Murder in the Shadow of Harvard

ByABC News
March 12, 2002, 6:22 PM

March 13 -- To university officials and prospective students, it's known as Harvard Square. But to locals and the street kids who make it their home, it's the Pit.

The square is a busy pedestrian hub just outside the entrance to the Harvard campus in Cambridge, Mass. At its center is a sunken plaza the Pit that has for decades attracted a mixture of the homeless, the jobless and the adventurous. Many of the Pit regulars panhandle and a few sell drugs, but most just sit and talk.

Last summer, a new arrival joined the crowd at the Pit: Io Nachtwey, a sunny, free-spirited 22-year-old from the Hawaiian island of Maui. Nachtwey had been very successful in high school an excellent student, fluent in several languages, and so popular that her classmates gave her an ovation at graduation. But when her family decided to move to a Hare Krishna community in Florida, she decided to strike out on her own.

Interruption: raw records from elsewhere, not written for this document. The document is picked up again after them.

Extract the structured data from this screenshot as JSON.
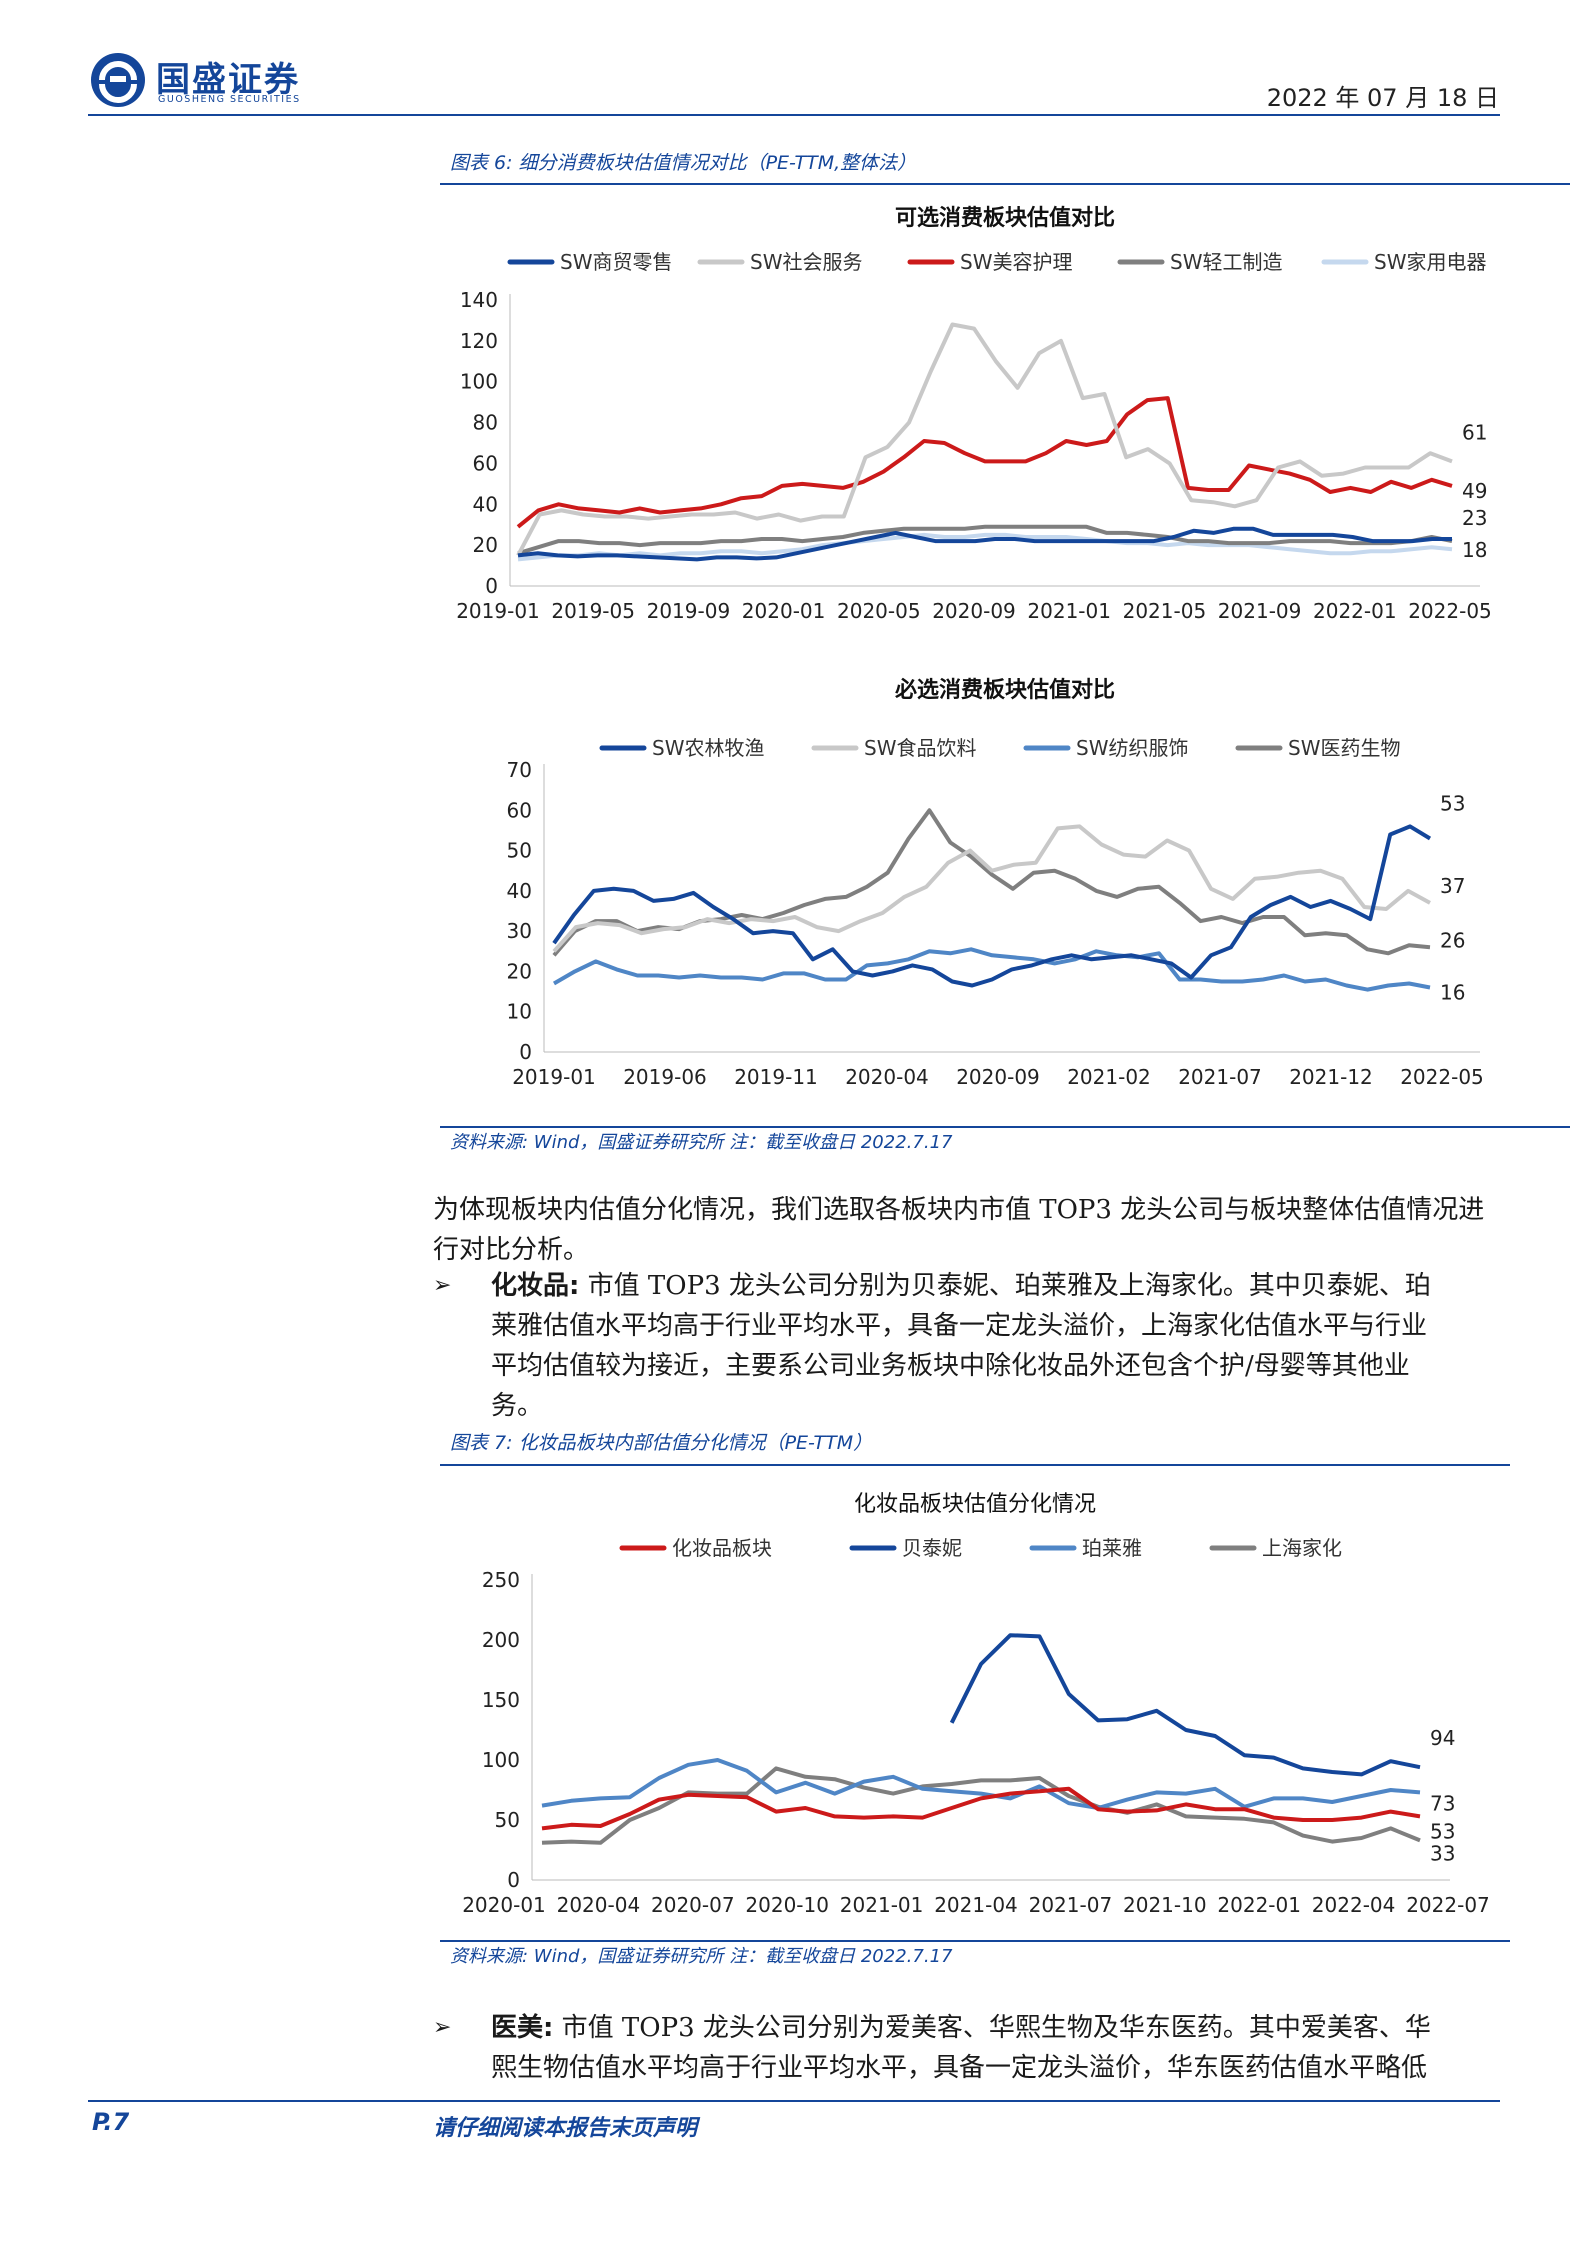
{
  "header": {
    "logo_cn": "国盛证券",
    "logo_en": "GUOSHENG SECURITIES",
    "date": "2022 年 07 月 18 日"
  },
  "figure6": {
    "caption": "图表 6:  细分消费板块估值情况对比（PE-TTM,整体法）",
    "chart_a": {
      "title": "可选消费板块估值对比",
      "type": "line",
      "ylim": [
        0,
        140
      ],
      "yticks": [
        "0",
        "20",
        "40",
        "60",
        "80",
        "100",
        "120",
        "140"
      ],
      "xticks": [
        "2019-01",
        "2019-05",
        "2019-09",
        "2020-01",
        "2020-05",
        "2020-09",
        "2021-01",
        "2021-05",
        "2021-09",
        "2022-01",
        "2022-05"
      ],
      "series": [
        {
          "name": "SW商贸零售",
          "color": "#14469a",
          "end_label": "23",
          "values": [
            15,
            16,
            15,
            14.5,
            15,
            15,
            14.5,
            14,
            13.5,
            13,
            14,
            14,
            13.5,
            14,
            16,
            18,
            20,
            22,
            24,
            26,
            24,
            22,
            22,
            22,
            23,
            23,
            22,
            22,
            22,
            22,
            22,
            22,
            22,
            24,
            27,
            26,
            28,
            28,
            25,
            25,
            25,
            25,
            24,
            22,
            22,
            22,
            23,
            23
          ]
        },
        {
          "name": "SW社会服务",
          "color": "#c8c8c8",
          "end_label": "61",
          "values": [
            15,
            35,
            37,
            35,
            34,
            34,
            33,
            34,
            35,
            35,
            36,
            33,
            35,
            32,
            34,
            34,
            63,
            68,
            80,
            105,
            128,
            126,
            110,
            97,
            114,
            120,
            92,
            94,
            63,
            67,
            60,
            42,
            41,
            39,
            42,
            58,
            61,
            54,
            55,
            58,
            58,
            58,
            65,
            61
          ]
        },
        {
          "name": "SW美容护理",
          "color": "#cc1a1a",
          "end_label": "49",
          "values": [
            29,
            37,
            40,
            38,
            37,
            36,
            38,
            36,
            37,
            38,
            40,
            43,
            44,
            49,
            50,
            49,
            48,
            51,
            56,
            63,
            71,
            70,
            65,
            61,
            61,
            61,
            65,
            71,
            69,
            71,
            84,
            91,
            92,
            48,
            47,
            47,
            59,
            57,
            55,
            52,
            46,
            48,
            46,
            51,
            48,
            52,
            49
          ]
        },
        {
          "name": "SW轻工制造",
          "color": "#7f7f7f",
          "end_label": "",
          "values": [
            16,
            19,
            22,
            22,
            21,
            21,
            20,
            21,
            21,
            21,
            22,
            22,
            23,
            23,
            22,
            23,
            24,
            26,
            27,
            28,
            28,
            28,
            28,
            29,
            29,
            29,
            29,
            29,
            29,
            26,
            26,
            25,
            24,
            22,
            22,
            21,
            21,
            21,
            22,
            22,
            22,
            21,
            21,
            21,
            22,
            24,
            22
          ]
        },
        {
          "name": "SW家用电器",
          "color": "#c5d8ee",
          "end_label": "18",
          "values": [
            13,
            14,
            15,
            15,
            16,
            15,
            16,
            15,
            16,
            16,
            17,
            17,
            16,
            17,
            18,
            20,
            21,
            22,
            23,
            24,
            25,
            24,
            24,
            25,
            25,
            24,
            24,
            24,
            23,
            22,
            21,
            21,
            20,
            21,
            20,
            20,
            20,
            19,
            18,
            17,
            16,
            16,
            17,
            17,
            18,
            19,
            18
          ]
        }
      ]
    },
    "chart_b": {
      "title": "必选消费板块估值对比",
      "type": "line",
      "ylim": [
        0,
        70
      ],
      "yticks": [
        "0",
        "10",
        "20",
        "30",
        "40",
        "50",
        "60",
        "70"
      ],
      "xticks": [
        "2019-01",
        "2019-06",
        "2019-11",
        "2020-04",
        "2020-09",
        "2021-02",
        "2021-07",
        "2021-12",
        "2022-05"
      ],
      "series": [
        {
          "name": "SW农林牧渔",
          "color": "#14469a",
          "end_label": "53",
          "values": [
            27,
            34,
            40,
            40.5,
            40,
            37.5,
            38,
            39.5,
            36,
            33,
            29.5,
            30,
            29.5,
            23,
            25.5,
            20,
            19,
            20,
            21.5,
            20.5,
            17.5,
            16.5,
            18,
            20.5,
            21.5,
            23,
            24,
            23,
            23.5,
            24,
            23,
            22,
            18.5,
            24,
            26,
            33.5,
            36.5,
            38.5,
            36,
            37.5,
            35.5,
            33,
            54,
            56,
            53
          ]
        },
        {
          "name": "SW食品饮料",
          "color": "#c8c8c8",
          "end_label": "37",
          "values": [
            25,
            31,
            32,
            31.5,
            29.5,
            30.5,
            31,
            33,
            32,
            33,
            32.5,
            33.5,
            31,
            30,
            32.5,
            34.5,
            38.5,
            41,
            47,
            50,
            45,
            46.5,
            47,
            55.5,
            56,
            51.5,
            49,
            48.5,
            52.5,
            50,
            40.5,
            38,
            43,
            43.5,
            44.5,
            45,
            43,
            36,
            35.5,
            40,
            37
          ]
        },
        {
          "name": "SW纺织服饰",
          "color": "#4f86c6",
          "end_label": "16",
          "values": [
            17,
            20,
            22.5,
            20.5,
            19,
            19,
            18.5,
            19,
            18.5,
            18.5,
            18,
            19.5,
            19.5,
            18,
            18,
            21.5,
            22,
            23,
            25,
            24.5,
            25.5,
            24,
            23.5,
            23,
            22,
            23,
            25,
            24,
            23.5,
            24.5,
            18,
            18,
            17.5,
            17.5,
            18,
            19,
            17.5,
            18,
            16.5,
            15.5,
            16.5,
            17,
            16
          ]
        },
        {
          "name": "SW医药生物",
          "color": "#7f7f7f",
          "end_label": "26",
          "values": [
            24,
            30,
            32.5,
            32.5,
            30,
            31,
            30.5,
            32.5,
            33,
            34,
            33,
            34.5,
            36.5,
            38,
            38.5,
            41,
            44.5,
            53,
            60,
            52,
            48.5,
            44,
            40.5,
            44.5,
            45,
            43,
            40,
            38.5,
            40.5,
            41,
            37,
            32.5,
            33.5,
            32,
            33.5,
            33.5,
            29,
            29.5,
            29,
            25.5,
            24.5,
            26.5,
            26
          ]
        }
      ]
    },
    "source": "资料来源:  Wind，国盛证券研究所 注：截至收盘日 2022.7.17"
  },
  "paragraph1": "为体现板块内估值分化情况，我们选取各板块内市值 TOP3 龙头公司与板块整体估值情况进行对比分析。",
  "bullet1": {
    "marker": "➢",
    "keyword": "化妆品:",
    "lines": [
      " 市值 TOP3 龙头公司分别为贝泰妮、珀莱雅及上海家化。其中贝泰妮、珀",
      "莱雅估值水平均高于行业平均水平，具备一定龙头溢价，上海家化估值水平与行业",
      "平均估值较为接近，主要系公司业务板块中除化妆品外还包含个护/母婴等其他业",
      "务。"
    ]
  },
  "figure7": {
    "caption": "图表 7:  化妆品板块内部估值分化情况（PE-TTM）",
    "chart": {
      "title": "化妆品板块估值分化情况",
      "type": "line",
      "ylim": [
        0,
        250
      ],
      "yticks": [
        "0",
        "50",
        "100",
        "150",
        "200",
        "250"
      ],
      "xticks": [
        "2020-01",
        "2020-04",
        "2020-07",
        "2020-10",
        "2021-01",
        "2021-04",
        "2021-07",
        "2021-10",
        "2022-01",
        "2022-04",
        "2022-07"
      ],
      "series": [
        {
          "name": "化妆品板块",
          "color": "#cc1a1a",
          "end_label": "53",
          "values": [
            43,
            46,
            45,
            55,
            67,
            71,
            70,
            69,
            57,
            60,
            53,
            52,
            53,
            52,
            60,
            68,
            72,
            74,
            76,
            59,
            57,
            58,
            63,
            59,
            59,
            52,
            50,
            50,
            52,
            57,
            53
          ]
        },
        {
          "name": "贝泰妮",
          "color": "#14469a",
          "end_label": "94",
          "values": [
            null,
            null,
            null,
            null,
            null,
            null,
            null,
            null,
            null,
            null,
            null,
            null,
            null,
            null,
            131,
            180,
            204,
            203,
            155,
            133,
            134,
            141,
            125,
            120,
            104,
            102,
            93,
            90,
            88,
            99,
            94
          ]
        },
        {
          "name": "珀莱雅",
          "color": "#4f86c6",
          "end_label": "73",
          "values": [
            62,
            66,
            68,
            69,
            85,
            96,
            100,
            91,
            73,
            81,
            72,
            82,
            86,
            76,
            74,
            72,
            68,
            78,
            64,
            60,
            67,
            73,
            72,
            76,
            61,
            68,
            68,
            65,
            70,
            75,
            73
          ]
        },
        {
          "name": "上海家化",
          "color": "#7f7f7f",
          "end_label": "33",
          "values": [
            31,
            32,
            31,
            50,
            60,
            73,
            72,
            72,
            93,
            86,
            84,
            77,
            72,
            78,
            80,
            83,
            83,
            85,
            70,
            61,
            56,
            63,
            53,
            52,
            51,
            48,
            37,
            32,
            35,
            43,
            33
          ]
        }
      ]
    },
    "source": "资料来源:  Wind，国盛证券研究所 注：截至收盘日 2022.7.17"
  },
  "bullet2": {
    "marker": "➢",
    "keyword": "医美:",
    "lines": [
      " 市值 TOP3 龙头公司分别为爱美客、华熙生物及华东医药。其中爱美客、华",
      "熙生物估值水平均高于行业平均水平，具备一定龙头溢价，华东医药估值水平略低"
    ]
  },
  "footer": {
    "page": "P.7",
    "notice": "请仔细阅读本报告末页声明"
  }
}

Nachtwey came to the East Coast in the hope of becoming a flight attendant, but her money ran out and she ended up spending a few nights in a shelter in Maine. There she met Gene Bamford, a 10-year veteran of the street life known as Leppy.

The pair wound up in Cambridge, hanging out at the Pit during the day and spending their nights sleeping rough at a local cemetery.

The perpetually upbeat Nachtwey was popular at the Pit and told her friends she was happy. "She would say, 'If you can't spare any change, spare a smile,' you know," remembers Michael Sullivan, who runs a homeless outreach program in Cambridge.

During the summer, Nachtwey and Bamford became engaged.

"She never had a bad word to say of nobody," said Bamford. "All she wanted them to do was smile."

After Dusk

During the day, the Pit can be a friendly place. But it takes on a different character after the sun goes down. "The Pit draws people who prey on the weak. It draws predators, right, and there's nothing you can do to change that," said Sullivan.

During the summer, a new group appeared at the Pit, a gang of young men who claimed to be an offshoot of the Boston branch of the Crips. The gang allegedly offered the street kids a tempting offer: food, shelter and a sense of belonging in return for robbing people.